Personal information
- Full name: Harold Francis Johnson
- Born: 18 July 1906 St Leonards, NSW, Australia
- Died: 9 March 1988 (aged 81)

Playing information
- Position: Five-eighth / Halfback
Club
| Years | Team | Pld | T | G | FG | P |
| 1924–29 | North Sydney | 12 | 2 | 0 | 0 | 6 |
| 1931 | South Sydney | 4 | 0 | 1 | 0 | 2 |
|  | Total | 16 | 2 | 1 | 0 | 8 |

Coaching information
Club
| Years | Team | Gms | W | D | L | W% |
| 1947 | Manly Warringah | 5 | 0 | 0 | 5 | 0 |

= Harold Johnson (rugby league) =

Australian rugby league player

Harold Francis Johnson (18 July 1906 – 9 March 1988) was an Australian rugby league player and coach.

Born in Sydney, Johnson was a five-eighth and halfback for North Sydney during the 1920s and also made four first-grade appearances for South Sydney in 1931, which was a premiership year.
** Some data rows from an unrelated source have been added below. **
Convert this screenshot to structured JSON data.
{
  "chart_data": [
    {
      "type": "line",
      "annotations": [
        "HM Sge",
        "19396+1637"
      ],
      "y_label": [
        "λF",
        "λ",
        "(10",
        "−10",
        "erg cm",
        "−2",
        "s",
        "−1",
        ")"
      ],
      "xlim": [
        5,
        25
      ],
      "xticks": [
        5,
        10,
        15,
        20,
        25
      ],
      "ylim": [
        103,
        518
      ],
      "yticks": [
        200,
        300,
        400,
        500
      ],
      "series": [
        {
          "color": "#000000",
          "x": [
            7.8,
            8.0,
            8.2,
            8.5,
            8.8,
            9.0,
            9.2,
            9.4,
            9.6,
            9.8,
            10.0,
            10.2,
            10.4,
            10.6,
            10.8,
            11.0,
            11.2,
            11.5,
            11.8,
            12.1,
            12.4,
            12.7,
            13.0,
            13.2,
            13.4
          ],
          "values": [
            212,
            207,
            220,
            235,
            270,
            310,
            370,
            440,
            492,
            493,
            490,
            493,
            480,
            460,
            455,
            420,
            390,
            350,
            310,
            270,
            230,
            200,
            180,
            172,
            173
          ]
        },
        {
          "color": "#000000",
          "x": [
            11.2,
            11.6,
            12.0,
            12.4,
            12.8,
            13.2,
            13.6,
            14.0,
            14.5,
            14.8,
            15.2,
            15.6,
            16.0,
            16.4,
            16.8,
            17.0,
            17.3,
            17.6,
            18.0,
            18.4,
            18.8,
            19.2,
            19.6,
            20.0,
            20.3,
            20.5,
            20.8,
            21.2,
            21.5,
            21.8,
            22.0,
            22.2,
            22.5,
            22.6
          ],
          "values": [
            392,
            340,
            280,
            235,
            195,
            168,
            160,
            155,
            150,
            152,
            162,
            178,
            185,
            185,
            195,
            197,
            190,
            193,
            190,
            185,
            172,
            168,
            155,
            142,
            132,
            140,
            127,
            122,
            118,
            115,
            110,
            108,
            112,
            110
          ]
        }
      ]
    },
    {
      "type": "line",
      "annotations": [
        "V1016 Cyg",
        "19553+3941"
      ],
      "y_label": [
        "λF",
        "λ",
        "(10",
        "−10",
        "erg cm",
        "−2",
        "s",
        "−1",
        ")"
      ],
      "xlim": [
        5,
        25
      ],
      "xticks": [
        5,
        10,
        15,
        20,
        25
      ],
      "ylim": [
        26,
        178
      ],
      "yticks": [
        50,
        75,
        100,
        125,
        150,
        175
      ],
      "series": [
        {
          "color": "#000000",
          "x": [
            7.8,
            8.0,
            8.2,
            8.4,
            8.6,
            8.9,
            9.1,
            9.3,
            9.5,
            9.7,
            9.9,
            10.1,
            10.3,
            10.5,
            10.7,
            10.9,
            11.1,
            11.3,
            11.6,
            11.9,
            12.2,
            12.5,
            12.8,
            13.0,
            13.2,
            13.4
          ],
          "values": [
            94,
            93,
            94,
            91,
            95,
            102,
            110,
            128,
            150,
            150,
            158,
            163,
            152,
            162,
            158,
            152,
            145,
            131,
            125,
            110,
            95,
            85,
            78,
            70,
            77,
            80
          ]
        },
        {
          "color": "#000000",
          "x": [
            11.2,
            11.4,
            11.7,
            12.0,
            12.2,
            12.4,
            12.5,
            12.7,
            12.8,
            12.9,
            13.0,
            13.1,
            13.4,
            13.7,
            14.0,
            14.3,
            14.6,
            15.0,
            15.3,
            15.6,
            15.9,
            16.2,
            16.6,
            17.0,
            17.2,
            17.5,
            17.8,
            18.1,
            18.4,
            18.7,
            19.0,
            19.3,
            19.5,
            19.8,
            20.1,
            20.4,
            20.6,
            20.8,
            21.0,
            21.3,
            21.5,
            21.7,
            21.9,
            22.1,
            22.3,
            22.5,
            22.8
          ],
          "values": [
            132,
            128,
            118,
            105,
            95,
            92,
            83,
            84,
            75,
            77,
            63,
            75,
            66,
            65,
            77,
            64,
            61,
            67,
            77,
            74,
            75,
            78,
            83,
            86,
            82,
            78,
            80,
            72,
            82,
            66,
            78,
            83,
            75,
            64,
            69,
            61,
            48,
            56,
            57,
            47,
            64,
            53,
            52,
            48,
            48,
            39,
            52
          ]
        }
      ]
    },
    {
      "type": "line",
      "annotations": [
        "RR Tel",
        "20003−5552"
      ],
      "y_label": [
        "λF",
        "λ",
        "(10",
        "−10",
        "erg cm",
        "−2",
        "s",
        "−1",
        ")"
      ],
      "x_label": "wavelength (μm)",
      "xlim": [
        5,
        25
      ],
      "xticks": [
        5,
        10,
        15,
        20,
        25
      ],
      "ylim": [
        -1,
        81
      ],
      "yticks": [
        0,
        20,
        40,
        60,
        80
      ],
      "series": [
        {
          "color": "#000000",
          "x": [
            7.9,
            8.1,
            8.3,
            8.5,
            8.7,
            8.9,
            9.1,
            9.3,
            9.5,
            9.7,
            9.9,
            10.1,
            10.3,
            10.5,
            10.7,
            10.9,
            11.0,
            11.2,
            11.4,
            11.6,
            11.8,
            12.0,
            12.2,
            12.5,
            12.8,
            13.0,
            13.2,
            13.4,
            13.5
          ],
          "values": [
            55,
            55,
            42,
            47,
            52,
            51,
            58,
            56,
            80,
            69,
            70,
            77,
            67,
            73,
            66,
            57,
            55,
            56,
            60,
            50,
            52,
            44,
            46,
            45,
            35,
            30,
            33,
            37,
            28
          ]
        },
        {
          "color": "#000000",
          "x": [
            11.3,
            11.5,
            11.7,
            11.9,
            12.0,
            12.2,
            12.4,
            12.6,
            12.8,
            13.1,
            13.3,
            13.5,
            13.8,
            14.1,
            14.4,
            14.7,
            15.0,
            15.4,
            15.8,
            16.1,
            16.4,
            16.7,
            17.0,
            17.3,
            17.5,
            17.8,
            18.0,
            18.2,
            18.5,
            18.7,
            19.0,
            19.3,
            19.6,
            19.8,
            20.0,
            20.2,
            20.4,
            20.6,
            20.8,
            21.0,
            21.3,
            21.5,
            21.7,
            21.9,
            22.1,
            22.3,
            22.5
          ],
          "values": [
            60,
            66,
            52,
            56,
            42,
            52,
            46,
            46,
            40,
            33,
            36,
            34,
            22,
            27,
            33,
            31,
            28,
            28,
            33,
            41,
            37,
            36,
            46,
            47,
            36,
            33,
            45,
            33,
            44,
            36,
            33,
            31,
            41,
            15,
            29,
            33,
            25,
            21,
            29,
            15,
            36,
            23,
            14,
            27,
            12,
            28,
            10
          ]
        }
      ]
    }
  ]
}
His brothers Cecil and Jimmy were North Sydney teammates. After his time in the NSWRFL, Johnson had a stint as both a player and coach with Central Newcastle, then relocated to Queensland and was player-coach of Cunnamulla.

Johnson served as the inaugural league coach of Manly Warringah in the 1947 NSWRFL season. The committee dismissed him after the club lost their first five matches, with former Eastern Suburbs coach Ray Stehr taking over. He only found out that he had been sacked when he read it in a newspaper.